A good cast headed by Bill Pullman & Bridget Fonda insures that Lake Placid (1999) is played with conviction.
But if per chance some viewers aren't convinced, even so, a script that strongly refuses to take itself seriously insures plenty of chortles, whether or not one finds the giant crocodile a suspense-generating horror.
Director Steve Miller mostly does television episodes for top-rated series, but horror fans will remember he did the first House (1986), & has been a hired gun to continue cash-cow franchises with Halloween H20: Twenty Years Later (1998) & Friday the 13th Part II (1981) & Part 3D (1982), this last pair marking the beginning of his career.
Betty White is featured as the Sweet LIttle Old Lady who feeds the giant reptiles like pigeon-ladies feed pigeons, but if you cross her, she calls you a cocksucker.
Betty saying cocksucker is alone worth the price of renting this. Hell, when it was a new release, I paid to see it in the theater & didn't feel ripped off for that high price.

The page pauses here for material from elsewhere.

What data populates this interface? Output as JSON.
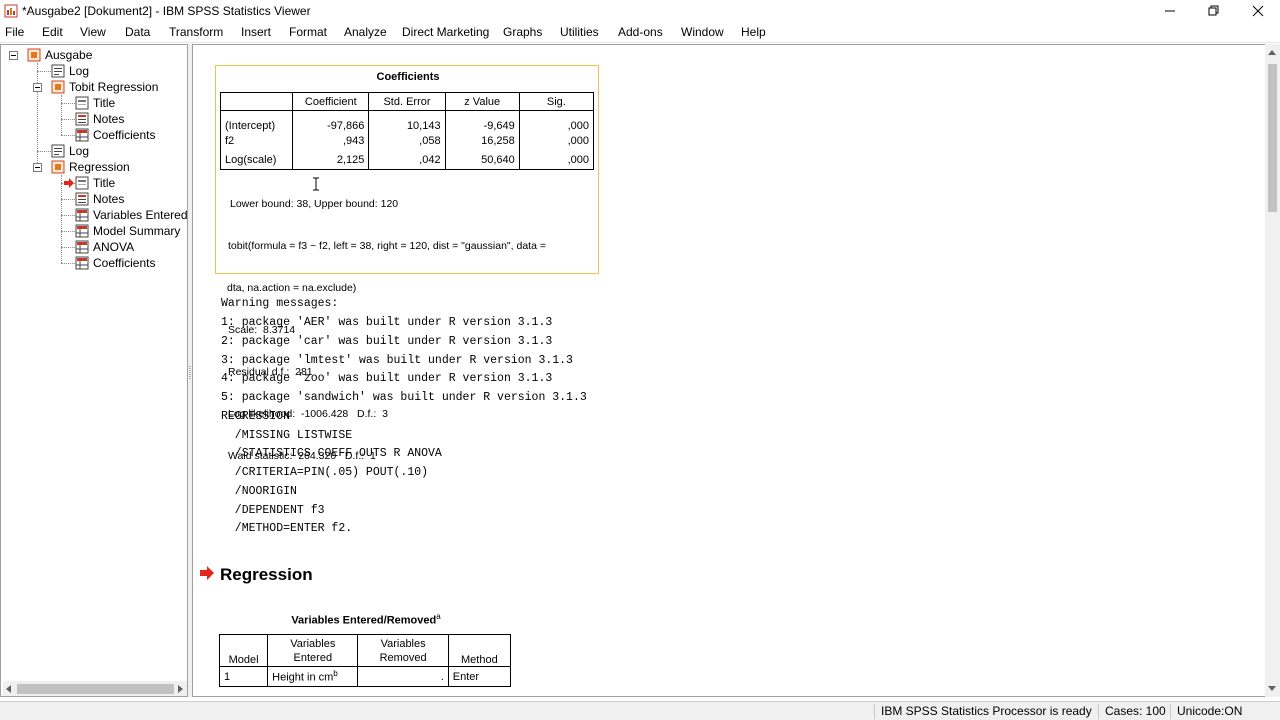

The film is of course wildly irrational. Right from the idea that a croc would not only survive but grow vastly larger than usual in northern waters, the script wasn't asking anyone to believe it could happen.
And some people have regarded me with my lefty politics as something of an animal rights extremist, but the animal rights theme inserted into this one were assinine.
My first choice for animal salvation wouldn't be a croc who chows down on cattle & people.
The so-called "environmentalist" excuse presented in this film -- the excuse for caring so much about this people-eater's continued happiness -- was that he was so impressive for his size he'd traveled so far outside his natural range. The beast thereby merited greater than average admiration & should be tolerated.
But those are not environmentalist reasons to protect something. Rather, the croc would be regarded an invasive species to be gotten rid of even if it hadn't been eating people.
Betty White happens to be one of the bigger animal rights activists around town. Whether that influenced the script or not who can say, but it was just one more element that lent irrationality to the plot.
Still & all, the humor worked, the crocodile was cute, the actors were decent, Betty White rules, & the FX for the croc were damned well done.
So who cares if all the characters all spoke in the exact same "smart aleck" voice (with only Oliver Platt managing to transform this dialogue into his own individual character), or that the film didn't have even one original take in its box of cliches.
Lake Placid is one of the best of all the extant crocodile or alligator films, & yes I know, that's not saying much. But if you're in the mood for a killer crock, this one's high-end crapola. And when the croc took down that helicopter, woo-hoo, I enjoyed that.